Minimum detectable effect size for main outcomes (accounting for sample
design and clustering)
Power analysis
In this study, WTP for AB-treated citrus is our primary outcome of interest, a continuous variable measured in dollars amount. Given our 2*2 design, our power analysis is conceived to detect differences between two groups GSO vs BDM as well as information versus no information Hypothetical versus real. Therefore, we will need a t-test for independent samples.

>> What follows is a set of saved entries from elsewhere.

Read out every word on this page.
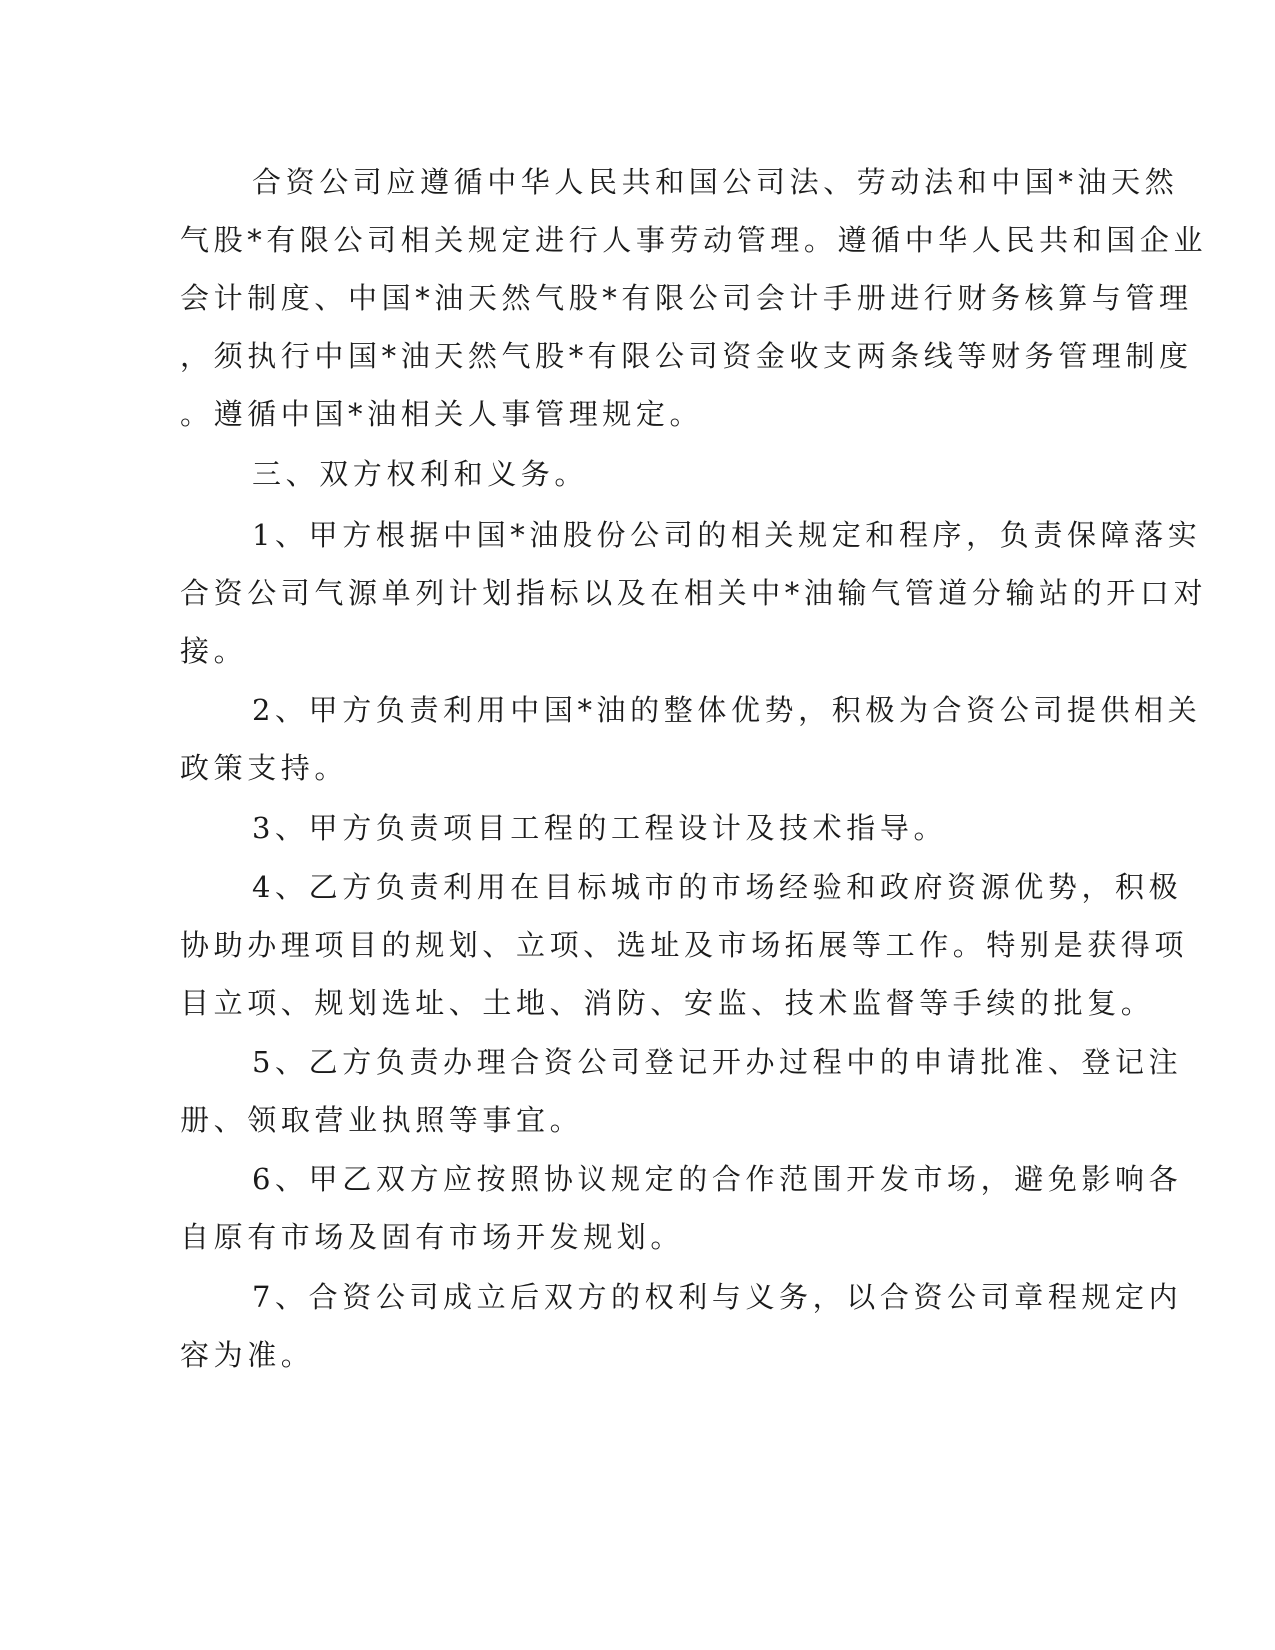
合资公司应遵循中华人民共和国公司法、劳动法和中国*油天然
气股*有限公司相关规定进行人事劳动管理。遵循中华人民共和国企业
会计制度、中国*油天然气股*有限公司会计手册进行财务核算与管理
，须执行中国*油天然气股*有限公司资金收支两条线等财务管理制度
。遵循中国*油相关人事管理规定。
三、双方权利和义务。
1、甲方根据中国*油股份公司的相关规定和程序，负责保障落实
合资公司气源单列计划指标以及在相关中*油输气管道分输站的开口对
接。
2、甲方负责利用中国*油的整体优势，积极为合资公司提供相关
政策支持。
3、甲方负责项目工程的工程设计及技术指导。
4、乙方负责利用在目标城市的市场经验和政府资源优势，积极
协助办理项目的规划、立项、选址及市场拓展等工作。特别是获得项
目立项、规划选址、土地、消防、安监、技术监督等手续的批复。
5、乙方负责办理合资公司登记开办过程中的申请批准、登记注
册、领取营业执照等事宜。
6、甲乙双方应按照协议规定的合作范围开发市场，避免影响各
自原有市场及固有市场开发规划。
7、合资公司成立后双方的权利与义务，以合资公司章程规定内
容为准。
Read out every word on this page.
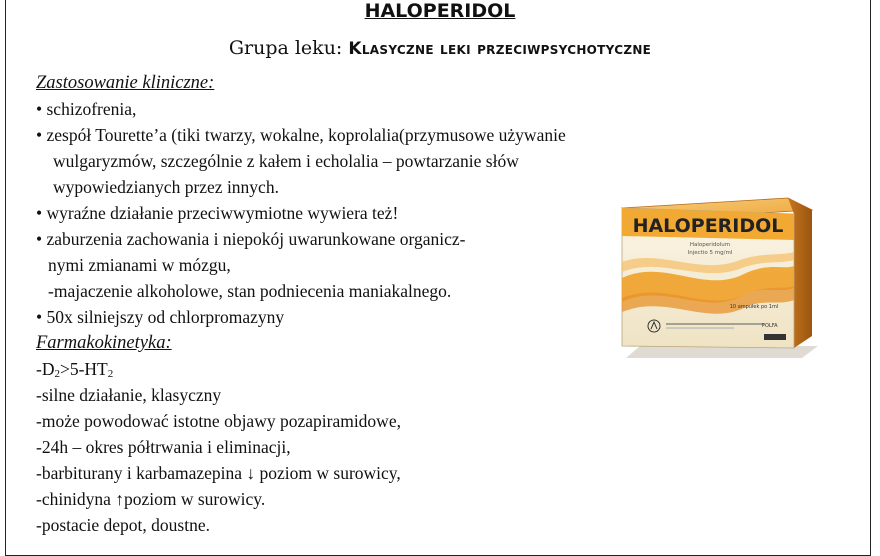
HALOPERIDOL
Grupa leku: Klasyczne leki przeciwpsychotyczne
Zastosowanie kliniczne:
• schizofrenia,
• zespół Tourette’a (tiki twarzy, wokalne, koprolalia(przymusowe używanie
wulgaryzmów, szczególnie z kałem i echolalia – powtarzanie słów
wypowiedzianych przez innych.
• wyraźne działanie przeciwwymiotne wywiera też!
• zaburzenia zachowania i niepokój uwarunkowane organicz-
nymi zmianami w mózgu,
-majaczenie alkoholowe, stan podniecenia maniakalnego.
• 50x silniejszy od chlorpromazyny
Farmakokinetyka:
$-D_2>5-HT_2$
-silne działanie, klasyczny
-może powodować istotne objawy pozapiramidowe,
-24h – okres półtrwania i eliminacji,
-barbiturany i karbamazepina ↓ poziom w surowicy,
-chinidyna ↑poziom w surowicy.
-postacie depot, doustne.
HALOPERIDOL
Haloperidolum
Injectio 5 mg/ml
10 ampułek po 1ml
POLFA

To determine the effect size needed, rather than relying on an isolated effect size estimate from a single study, we conducted a review of seven studies (Balogh et al., 2016; Brown et al., 2023; Kajale & Becker, 2014; Kendall & Chakraborty, 2022; Lombardi et al., 2019; Wongprawmas & Canavari, 2017) that are similar to our studies, which focused on consumer’s valuation. We identified six relevant studies, and assign weights based on the following characteristics: type of valuation (1 if WTP is used, 0 if not), elicitation method (1 if BDM and multiple price list is used in the study, 0 if not), and incentives (1 if incentivized, 0 if not). We then develop a composite weight based on the three latter and the sample size of the study. The effect size is estimated using the formula: ∆=((μ_0- μ_1 ))⁄σ represents the effect size. μ_0 and μ_1 represent the mean of two different treatments. We calculated a weighted average effect size based on the sample sizes and the degree of similarity to our study. This resulted in a weighted average Cohen's effect size of 0.25.
To determine the optimal sample size needed, we followed different approaches divided in 2 steps for each preference elicitation mechanism. In step 1, we determined the sample size needed for the BDM mechanism. Since we have a between-subjects design, and we need means comparison, we followed Canavari et al. (2019) by using the following formula:
n=(2(z_(1-α⁄2)+z_β )^2)/∆^2
Where z represents the statistics and using the conventional values for α (type I error) of 0.05 and β (type II error) of 0.20 since we consider a power of 80%. That led to 251 subjects/ group. Additionally, to account for potential attention check failures, we will increase the sample size by an average of 15% following Gupta et al. (2021) and Grodeck and Grossman (2024) who found inattentiveness to be 16%, and 14% respectively. Based on that, in stage 1, we will need 295 subjects/ group.